The importance of adapting the notch width in order to optimize the NBI suppression has also been underlined in Nguyen et al. (2014), where the authors present a technique addressing the issue. However, the approach described in there presents some limitations that our method overcomes. First, it tackles single NBI only, while our technique is capable of coping with any number of narrow interfered bands in the GNSS spectrum. Second, the time needed from the bandwidth estimation algorithm to converge to the steady-state increases with the interference bandwidth, while in our case the time needed to estimate the NBI bandwidth does not have any dependency on the interference width. Third, the technique has a limit related to the selection of the prefixed width of the two adaptive notch filters used for the bandwidth estimation: it is able to finely estimate the bandwidth only when the width of the notch filters’ band is less than half of the NBI width.

Conclusions

The issue of unintentional NBI, which represents one of the main threats to GNSS-based applications, has mostly been addressed with the use of the adaptive notch filtering technique capable of estimating the interference frequency. However, the center frequency is not the only unknown parameter of the interference, since also the number of interfered bands and their width cannot be known a priori. Therefore, a higher level of adaptability is required to cope with the unpredictable and diverse nature of unintentional interfering events.

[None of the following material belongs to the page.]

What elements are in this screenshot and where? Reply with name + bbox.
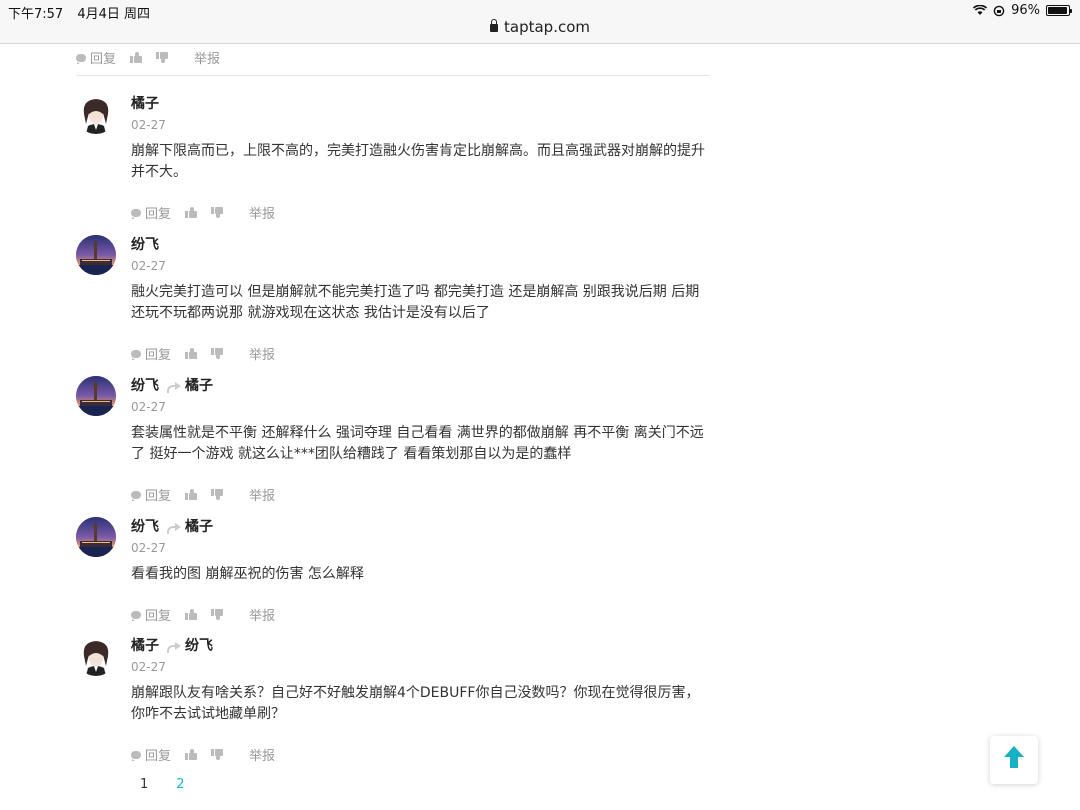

We presented a new fully adaptive solution against unintentional NBI. The proposed technique was evaluated in terms of detection, estimation, and mitigation capability, and simulation results showed that it is capable of promptly detecting the NBI event, accurately estimating the interfered center frequencies and bandwidths, and efficiently mitigating the NBI effect on the signal. A comparison with the adaptive notch filtering technique proved the importance of having a fully adaptive countermeasure. Moreover, an analysis of the impact of different NBI profiles on GPS L1 C/A and Galileo E1 was provided. Future work includes analysis of the intentional jamming impact on multi-GNSS receivers and investigation of the proposed solution in the presence of such intentional interference sources.